Лена давно уже все поняла… Так вот почему Володя не любил рассказывать о своих родителях, всячески избегал разговоров на эту тему. Лена знала только, что отец его — партийный работник очень высокого ранга. (После этого странного визита она узнала, что отец — ни много, ни мало — второй секретарь обкома партии, а мать — профессор медицинского института…)
— Поняла. Все поняла! Володя сюда ходить не будет, успокойтесь…
Не хотелось жить… Толпа в белых халатах, топоча, исчезла за дверью ординаторской.
…Не хотелось жить. Это ощущение, как заклинание, как молитва, все реже покидало ее. "Не хочу жить… Зачем? В этом мире, где никто никому не нужен, где каждый — сам по себе, где на виду у множества себе подобных ты погибаешь медленной и страшной смертью от тоски и одиночества, — зачем в таком мире жить?!" Безысходность.
Володя все-таки пришел — на другой же день после визита отца. Лицо его было бледно и как-то необыкновенно решительно, хотя в нем уже чувствовались смятение и внутренний разлад.
— Зачем ты пришел?
— К тебе пришел… А разве ты не хочешь меня видеть?
— Нет, не хочу.
— Но почему?
— Потому, что твой отец ужасно обеспокоен твоей судьбой. Он полагает, что я тебя уже успела совратить. И учебу ты запустил. И виновата в этом, получается, я. Так, что уходи, пожалуйста, и не приходи больше никогда. Спасибо тебе за все. Но — не приходи!
— Но погоди, Лена, погоди, я тебе все сейчас объясню! — забормотал Владимир, мучительно краснея. — Ты только послушай меня!
— Я — псих, шизофреничка, понятно тебе это!
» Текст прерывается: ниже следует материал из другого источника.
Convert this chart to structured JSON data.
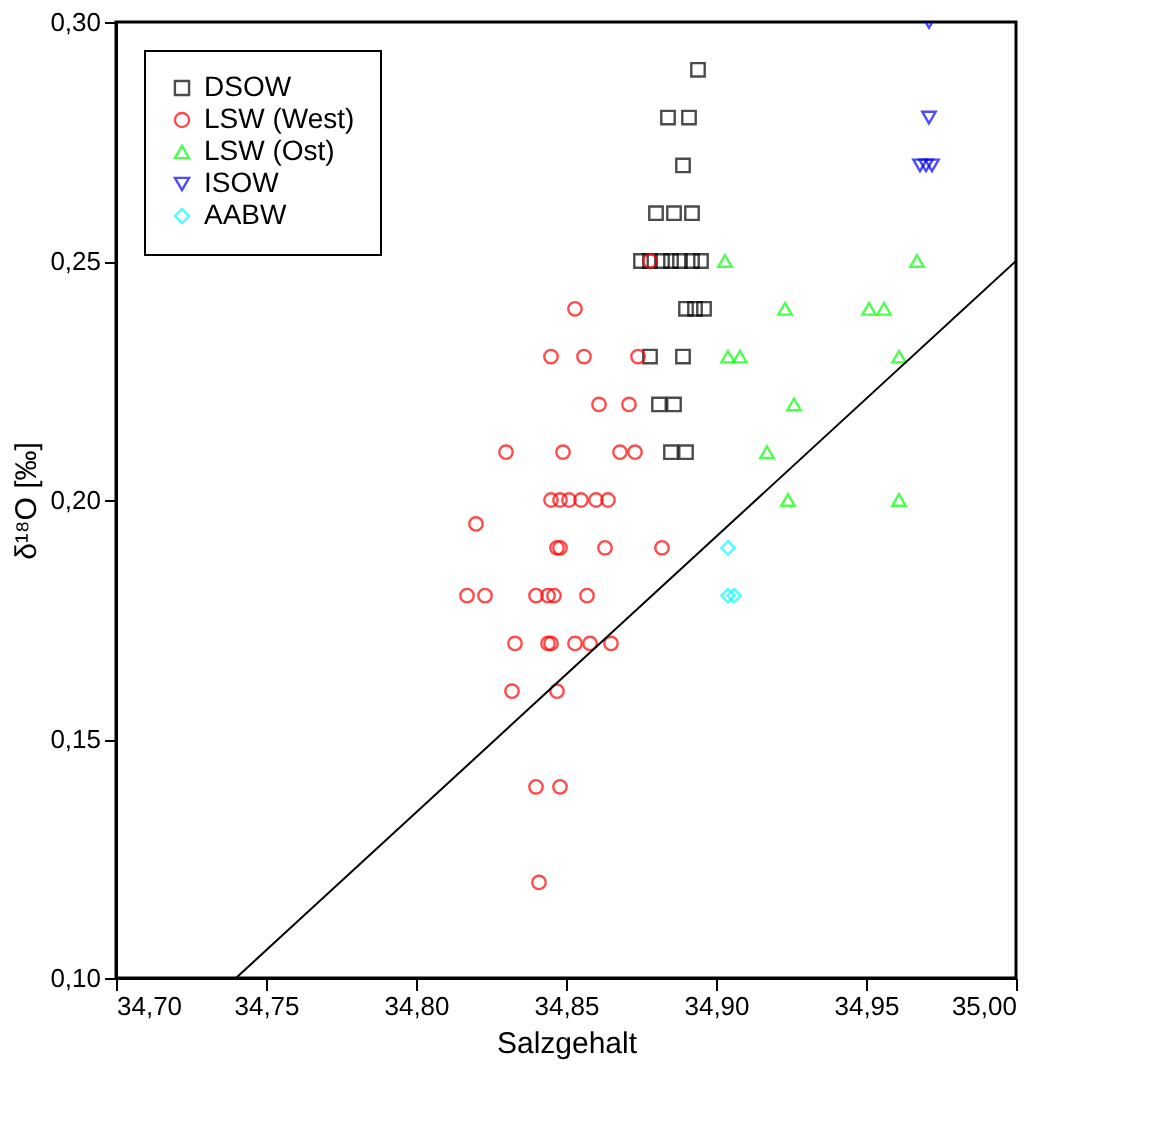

Ведь это действительно смешно: медик бегает к девке из психушки! Очень оригинально, ничего не скажешь! Пожалуйста, уходи.
— Но я люблю тебя, Лена!
Словно разверзлась земля… Словно все машины в мире вдруг остановились, все люди притихли, и наступила благословенная и мудрая тишина, врачующая и светлая… О нет, этого не может быть! Нет, нет, нет. Он славный парень, но такой груз не вытянет! Любит? Тем более!..
— Пожалуйста, уходи, — решительно и твердо повторила она. А сама с замиранием сердца ждала: ну пусть он напоследок еще один только раз скажет это слово…
— Я люблю тебя. Все равно — люблю! — повторил он. И пошел прочь, не оглядываясь…
Время растянулось, как в замедленной съемке. Казалось, что она не выдержит, сорвется с кровати и кинется следом.
Дверь захлопнулась… И все машины в мире разом взревели и ринулись с места, и все люди в мире разом загомонили, от шума и посторонних глаз стало невозможно дышать, думать, жить.